Kita terlahir sebagai makhluk sosial di mana satu dan yang
lainnya, saling bergantung dan tak bisa lepas begitu saja. Karena itu,
menjaga hubungan baik di lingkungan sosial adalah mutlak adanya. Sebab,
tanpa keharmonisan dengan sesama di sekitar kita, maka hidup bisa jadi
terlunta-lunta.
Untuk itu, rasa saling menghargai dan toleransi harus selalu menjadi
hal yang utama. Menghormati sesama, saling menolong, saling membantu,
adalah beberapa hal kunci yang harus dibiasakan agar kita mampu menjalin
keharmonisan di lingkungan dan sekitar kita.

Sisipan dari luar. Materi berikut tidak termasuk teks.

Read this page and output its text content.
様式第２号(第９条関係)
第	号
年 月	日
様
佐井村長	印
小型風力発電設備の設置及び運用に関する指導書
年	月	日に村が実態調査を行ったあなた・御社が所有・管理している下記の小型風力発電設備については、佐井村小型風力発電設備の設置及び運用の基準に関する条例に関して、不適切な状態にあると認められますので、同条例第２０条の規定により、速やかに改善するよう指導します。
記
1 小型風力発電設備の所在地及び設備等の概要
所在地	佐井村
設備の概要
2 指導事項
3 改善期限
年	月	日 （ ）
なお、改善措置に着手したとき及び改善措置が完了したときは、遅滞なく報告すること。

Sayangnya, belakangan ini, entah mengapa, justru makin banyak hal
yang mendorong ke arah terjadinya ketidakharmonisan. Tidak cocok
sedikit, berujung pada perdebatan. Melirik sedikit, sudah dianggap
sebagai tantangan. Salah ucap sedikit, sudah dianggap sebagai kesalahan
yang tak patut dimaafkan. Hal inilah yang menyebabkan kekerasan seperti
merebak di mana-mana. Hampir setiap hari, hampir semua berita, selalu
saja ada kisah memilukan akibat emosi tak tertahankan.
Bukan itu saja. Saat ada masalah, banyak orang justru berusaha
mencari-cari kambing hitam karena takut disalahkan. Akibatnya, bukan
solusi yang didapat, tapi justru mengundang kebencian dan emosi.

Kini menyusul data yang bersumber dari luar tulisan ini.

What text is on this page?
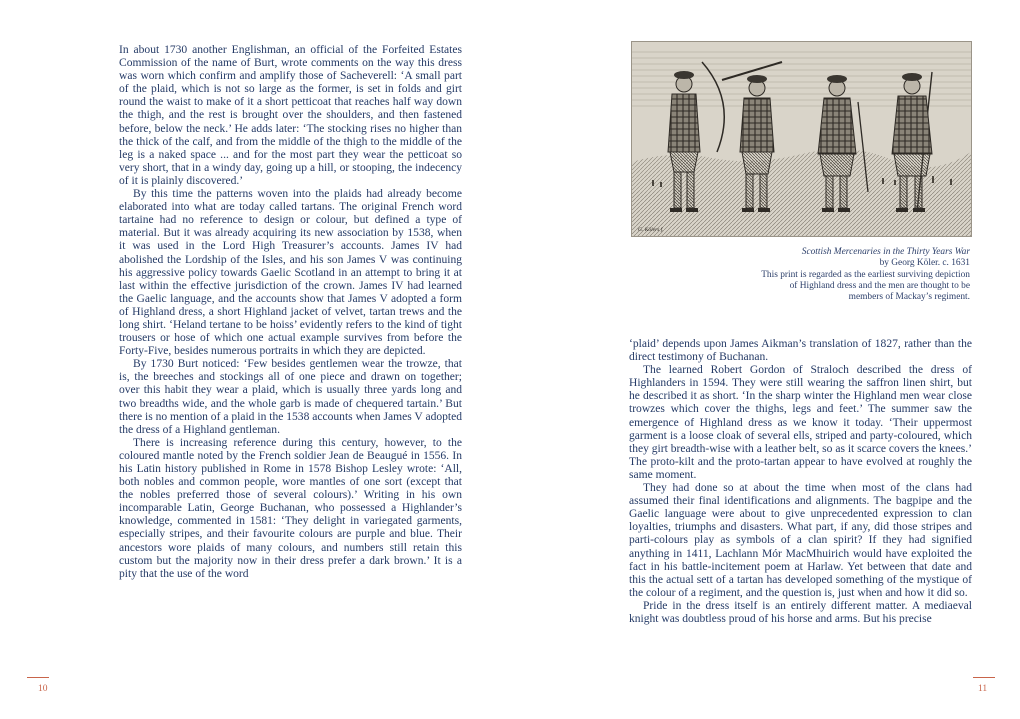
In about 1730 another Englishman, an official of the Forfeited Estates Commission of the name of Burt, wrote comments on the way this dress was worn which confirm and amplify those of Sacheverell: ‘A small part of the plaid, which is not so large as the former, is set in folds and girt round the waist to make of it a short petticoat that reaches half way down the thigh, and the rest is brought over the shoulders, and then fastened before, below the neck.’ He adds later: ‘The stocking rises no higher than the thick of the calf, and from the middle of the thigh to the middle of the leg is a naked space ... and for the most part they wear the petticoat so very short, that in a windy day, going up a hill, or stooping, the indecency of it is plainly discovered.’

By this time the patterns woven into the plaids had already become elaborated into what are today called tartans. The original French word tartaine had no reference to design or colour, but defined a type of material. But it was already acquiring its new association by 1538, when it was used in the Lord High Treasurer’s accounts. James IV had abolished the Lordship of the Isles, and his son James V was continuing his aggressive policy towards Gaelic Scotland in an attempt to bring it at last within the effective jurisdiction of the crown. James IV had learned the Gaelic language, and the accounts show that James V adopted a form of Highland dress, a short Highland jacket of velvet, tartan trews and the long shirt. ‘Heland tertane to be hoiss’ evidently refers to the kind of tight trousers or hose of which one actual example survives from before the Forty-Five, besides numerous portraits in which they are depicted.

By 1730 Burt noticed: ‘Few besides gentlemen wear the trowze, that is, the breeches and stockings all of one piece and drawn on together; over this habit they wear a plaid, which is usually three yards long and two breadths wide, and the whole garb is made of chequered tartain.’ But there is no mention of a plaid in the 1538 accounts when James V adopted the dress of a Highland gentleman.

There is increasing reference during this century, however, to the coloured mantle noted by the French soldier Jean de Beaugué in 1556. In his Latin history published in Rome in 1578 Bishop Lesley wrote: ‘All, both nobles and common people, wore mantles of one sort (except that the nobles preferred those of several colours).’ Writing in his own incomparable Latin, George Buchanan, who possessed a Highlander’s knowledge, commented in 1581: ‘They delight in variegated garments, especially stripes, and their favourite colours are purple and blue. Their ancestors wore plaids of many colours, and numbers still retain this custom but the majority now in their dress prefer a dark brown.’ It is a pity that the use of the word

10
G. Kölers f.
Scottish Mercenaries in the Thirty Years War
by Georg Köler. c. 1631
This print is regarded as the earliest surviving depiction
of Highland dress and the men are thought to be
members of Mackay’s regiment.

‘plaid’ depends upon James Aikman’s translation of 1827, rather than the direct testimony of Buchanan.

The learned Robert Gordon of Straloch described the dress of Highlanders in 1594. They were still wearing the saffron linen shirt, but he described it as short. ‘In the sharp winter the Highland men wear close trowzes which cover the thighs, legs and feet.’ The summer saw the emergence of Highland dress as we know it today. ‘Their uppermost garment is a loose cloak of several ells, striped and party-coloured, which they girt breadth-wise with a leather belt, so as it scarce covers the knees.’ The proto-kilt and the proto-tartan appear to have evolved at roughly the same moment.

They had done so at about the time when most of the clans had assumed their final identifications and alignments. The bagpipe and the Gaelic language were about to give unprecedented expression to clan loyalties, triumphs and disasters. What part, if any, did those stripes and parti-colours play as symbols of a clan spirit? If they had signified anything in 1411, Lachlann Mór MacMhuirich would have exploited the fact in his battle-incitement poem at Harlaw. Yet between that date and this the actual sett of a tartan has developed something of the mystique of the colour of a regiment, and the question is, just when and how it did so.

Pride in the dress itself is an entirely different matter. A mediaeval knight was doubtless proud of his horse and arms. But his precise

11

Demokrasi yang tadinya bertujuan memberi kebebasan berpendapat, justru
sering kali berujung pada perpecahan pendapat. Tak jarang, kritikan
justru berbuah tonjokan.
Padahal sejatinya, jika kita mau merenung dan berpikir lebih jernih,
semua masalah pasti ada solusi. Semua kendala, pasti bisa diatasi. Semua
perbedaan, pasti bisa dijembatani. Karena itu, di tengah berbagai
kondisi yang kita alami belakangan ini, pepatah Tiongkok Kuno ini
barangkali bisa menjadi refleksi, “Keras pada diri sendiri, yan yu li ji; Toleran pada orang lain, kuan yu dai ren.”

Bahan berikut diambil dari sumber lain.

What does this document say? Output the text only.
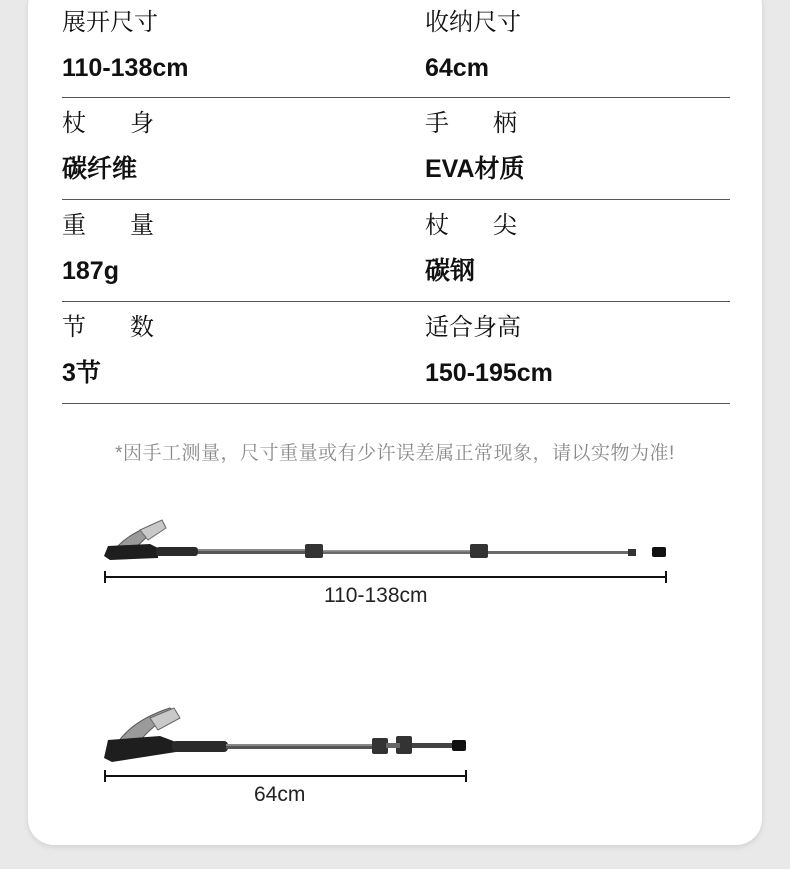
展开尺寸
110-138cm
收纳尺寸
64cm
杖身
碳纤维
手柄
EVA材质
重量
187g
杖尖
碳钢
节数
3节
适合身高
150-195cm
*因手工测量，尺寸重量或有少许误差属正常现象，请以实物为准!
110-138cm
64cm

Dalam hal ini, "keras pada diri sendiri" dimaksudkan sebagai bentuk
evaluasi diri yang menyeluruh sebelum melihat ke luar. Jika kita
membiasakan diri untuk selalu bercermin dalam diri, maka kita pun akan
lebih terbuka untuk selalu bisa mengoreksi. Sehingga, saat ada
kesalahan, kita tak akan mencari-cari alasan. Namun, kita mampu mencari
jawaban dari dalam diri hingga solusi lebih mudah dicari.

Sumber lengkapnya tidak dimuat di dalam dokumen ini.